A couple is applauding a group of prison inmates in New Port Richey, Florida, for rescuing their toddler from their accidentally locked SUV. The inmates were on work release, repairing the median in a parking lot outside the local courthouse, where the couple’s SUV was parked at the time.

As they were reportedly low-level offenders, the deputies gave the prisoners permission to use a wire coat hanger to break into the car to rescue the little girl.

Father accidentally locks toddler in the car

The one-year-old girl’s mother, Shadow Lantry, told ABC Action News that her husband, Joe, was a little absent-minded at the time.

He strapped Dallas into her car seat, throwing the keys into the front seat. He then walked around the Chevy Tahoe SUV to the driver’s side, only to find it locked. In fact, all the car’s doors were firmly locked and the toddler was sitting alone in her car seat, calmly sucking on her dummy.

The couple approached the deputies who were supervising the inmates to ask for help. The prisoners immediately offered assistance, and as stated by Pasco County Sheriff Chris Nocco, as the deputies were present, they gave the inmates permission to break into the vehicle. The deputies asked the inmates whether they could break into the car and they confirmed they could.

Toddler was calm during the rescue

Dallas was quiet and patient throughout her ordeal, locked in the car alone.

It took a few minutes to work on the lock with the wire clothes hanger. As noted by the Huffington Post, video footage was captured by the mother of the whole ordeal, showing a number of inmates in striped uniforms working on the car with the coat hanger, as Dallas looks back at them calmly from her seat inside. When one of the inmates opens the door, the car alarm can be heard, causing Dallas to cry.

However, the toddler is fine and well after the ordeal. The video footage can be viewed here.
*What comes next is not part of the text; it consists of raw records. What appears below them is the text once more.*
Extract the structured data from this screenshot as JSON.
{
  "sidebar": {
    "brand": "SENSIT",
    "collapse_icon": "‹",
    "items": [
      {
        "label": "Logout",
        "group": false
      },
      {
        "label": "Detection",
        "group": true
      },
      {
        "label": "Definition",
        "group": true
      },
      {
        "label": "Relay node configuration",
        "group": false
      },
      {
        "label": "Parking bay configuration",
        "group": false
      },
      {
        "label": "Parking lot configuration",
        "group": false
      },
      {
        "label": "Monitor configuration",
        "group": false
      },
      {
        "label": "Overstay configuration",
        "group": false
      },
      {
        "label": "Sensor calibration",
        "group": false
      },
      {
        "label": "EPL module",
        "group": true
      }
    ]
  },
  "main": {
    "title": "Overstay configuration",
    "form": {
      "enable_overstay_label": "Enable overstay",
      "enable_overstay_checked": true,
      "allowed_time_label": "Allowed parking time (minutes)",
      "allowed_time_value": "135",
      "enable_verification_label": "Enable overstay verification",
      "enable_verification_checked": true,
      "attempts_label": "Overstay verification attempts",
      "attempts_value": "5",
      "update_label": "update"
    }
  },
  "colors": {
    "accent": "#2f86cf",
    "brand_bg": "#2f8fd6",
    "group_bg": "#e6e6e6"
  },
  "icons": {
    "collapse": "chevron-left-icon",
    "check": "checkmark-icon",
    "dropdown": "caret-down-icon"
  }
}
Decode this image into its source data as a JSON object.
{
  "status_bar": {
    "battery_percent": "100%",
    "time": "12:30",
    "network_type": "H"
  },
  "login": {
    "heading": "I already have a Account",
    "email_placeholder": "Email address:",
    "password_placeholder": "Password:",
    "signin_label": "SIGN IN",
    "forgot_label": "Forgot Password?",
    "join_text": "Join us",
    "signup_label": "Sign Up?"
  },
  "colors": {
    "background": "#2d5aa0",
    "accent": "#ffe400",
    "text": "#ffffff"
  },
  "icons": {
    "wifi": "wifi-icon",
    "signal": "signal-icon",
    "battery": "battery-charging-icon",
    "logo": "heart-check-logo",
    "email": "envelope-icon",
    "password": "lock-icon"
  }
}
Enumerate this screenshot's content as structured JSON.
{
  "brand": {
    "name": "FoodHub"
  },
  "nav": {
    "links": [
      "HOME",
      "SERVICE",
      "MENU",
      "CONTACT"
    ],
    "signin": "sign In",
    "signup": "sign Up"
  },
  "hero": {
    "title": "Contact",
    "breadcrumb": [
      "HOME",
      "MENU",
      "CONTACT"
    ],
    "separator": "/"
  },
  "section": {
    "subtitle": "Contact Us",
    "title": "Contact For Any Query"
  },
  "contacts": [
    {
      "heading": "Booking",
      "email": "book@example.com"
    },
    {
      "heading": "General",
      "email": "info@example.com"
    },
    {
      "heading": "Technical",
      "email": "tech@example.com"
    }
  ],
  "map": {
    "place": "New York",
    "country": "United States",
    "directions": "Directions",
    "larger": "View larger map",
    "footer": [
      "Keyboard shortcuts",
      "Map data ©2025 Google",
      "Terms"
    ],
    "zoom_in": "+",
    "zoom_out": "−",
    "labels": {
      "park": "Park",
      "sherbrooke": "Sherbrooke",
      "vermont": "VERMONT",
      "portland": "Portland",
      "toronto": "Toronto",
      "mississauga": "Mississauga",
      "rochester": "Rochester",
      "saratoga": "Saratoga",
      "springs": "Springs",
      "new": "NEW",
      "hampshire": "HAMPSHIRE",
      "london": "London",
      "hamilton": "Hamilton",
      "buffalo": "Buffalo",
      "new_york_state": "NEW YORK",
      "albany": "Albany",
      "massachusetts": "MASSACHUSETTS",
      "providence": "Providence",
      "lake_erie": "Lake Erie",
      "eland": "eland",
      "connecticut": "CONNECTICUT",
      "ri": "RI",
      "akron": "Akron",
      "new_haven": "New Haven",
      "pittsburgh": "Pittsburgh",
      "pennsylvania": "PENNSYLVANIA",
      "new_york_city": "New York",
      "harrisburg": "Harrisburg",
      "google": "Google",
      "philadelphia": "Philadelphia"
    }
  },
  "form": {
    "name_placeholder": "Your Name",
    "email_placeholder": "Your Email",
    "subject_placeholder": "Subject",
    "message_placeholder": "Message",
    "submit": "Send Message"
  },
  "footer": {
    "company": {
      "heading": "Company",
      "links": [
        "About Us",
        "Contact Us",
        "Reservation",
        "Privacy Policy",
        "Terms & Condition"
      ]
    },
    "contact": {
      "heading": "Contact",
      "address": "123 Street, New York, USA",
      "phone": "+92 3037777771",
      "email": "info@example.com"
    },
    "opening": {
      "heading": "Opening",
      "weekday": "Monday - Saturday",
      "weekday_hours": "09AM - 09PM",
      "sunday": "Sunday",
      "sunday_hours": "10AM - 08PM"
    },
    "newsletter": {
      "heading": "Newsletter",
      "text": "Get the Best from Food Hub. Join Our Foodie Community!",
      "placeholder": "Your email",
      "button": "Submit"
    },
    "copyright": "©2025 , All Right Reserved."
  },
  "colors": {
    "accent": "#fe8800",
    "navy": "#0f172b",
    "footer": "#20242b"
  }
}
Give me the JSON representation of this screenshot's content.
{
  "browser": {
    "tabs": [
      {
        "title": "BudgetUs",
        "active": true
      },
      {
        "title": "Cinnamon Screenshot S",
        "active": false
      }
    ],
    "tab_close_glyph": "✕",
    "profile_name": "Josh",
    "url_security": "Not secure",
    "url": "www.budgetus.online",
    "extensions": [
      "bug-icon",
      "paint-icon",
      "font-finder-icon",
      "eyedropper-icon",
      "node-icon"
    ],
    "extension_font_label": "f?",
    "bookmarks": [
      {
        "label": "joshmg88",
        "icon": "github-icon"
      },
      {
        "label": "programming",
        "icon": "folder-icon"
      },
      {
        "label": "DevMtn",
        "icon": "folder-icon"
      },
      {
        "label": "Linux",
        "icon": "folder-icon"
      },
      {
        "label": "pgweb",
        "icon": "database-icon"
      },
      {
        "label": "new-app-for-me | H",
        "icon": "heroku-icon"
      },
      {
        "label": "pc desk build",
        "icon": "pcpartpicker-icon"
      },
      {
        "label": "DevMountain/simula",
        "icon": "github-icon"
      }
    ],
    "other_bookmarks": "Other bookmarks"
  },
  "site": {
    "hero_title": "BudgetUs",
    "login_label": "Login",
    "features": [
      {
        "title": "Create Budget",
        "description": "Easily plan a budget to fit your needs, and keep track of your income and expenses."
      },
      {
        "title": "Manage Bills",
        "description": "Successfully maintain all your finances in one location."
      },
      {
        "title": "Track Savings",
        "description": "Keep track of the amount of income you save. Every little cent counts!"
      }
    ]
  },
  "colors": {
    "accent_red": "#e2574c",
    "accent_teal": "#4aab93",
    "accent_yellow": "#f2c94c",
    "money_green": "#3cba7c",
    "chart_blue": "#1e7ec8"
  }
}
Shadow told ABC Action News how grateful she was to everyone that assisted them during the ordeal, adding that she hopes to find out the inmatesidentities so that she could contribute money to their commissary accounts at the prison.

ABC Action News quotes Sheriff Chris Nocco as saying the situation was unique, letting a prison inmate use his ill-gotten skills to break into a car, but it was for all the right reasons. Nocco said only a small percentage of criminals want to fight the police and attack them. He said many of them, like the individuals in question, know they have made a bad mistake and the wrong choices and now want to do the right things in life.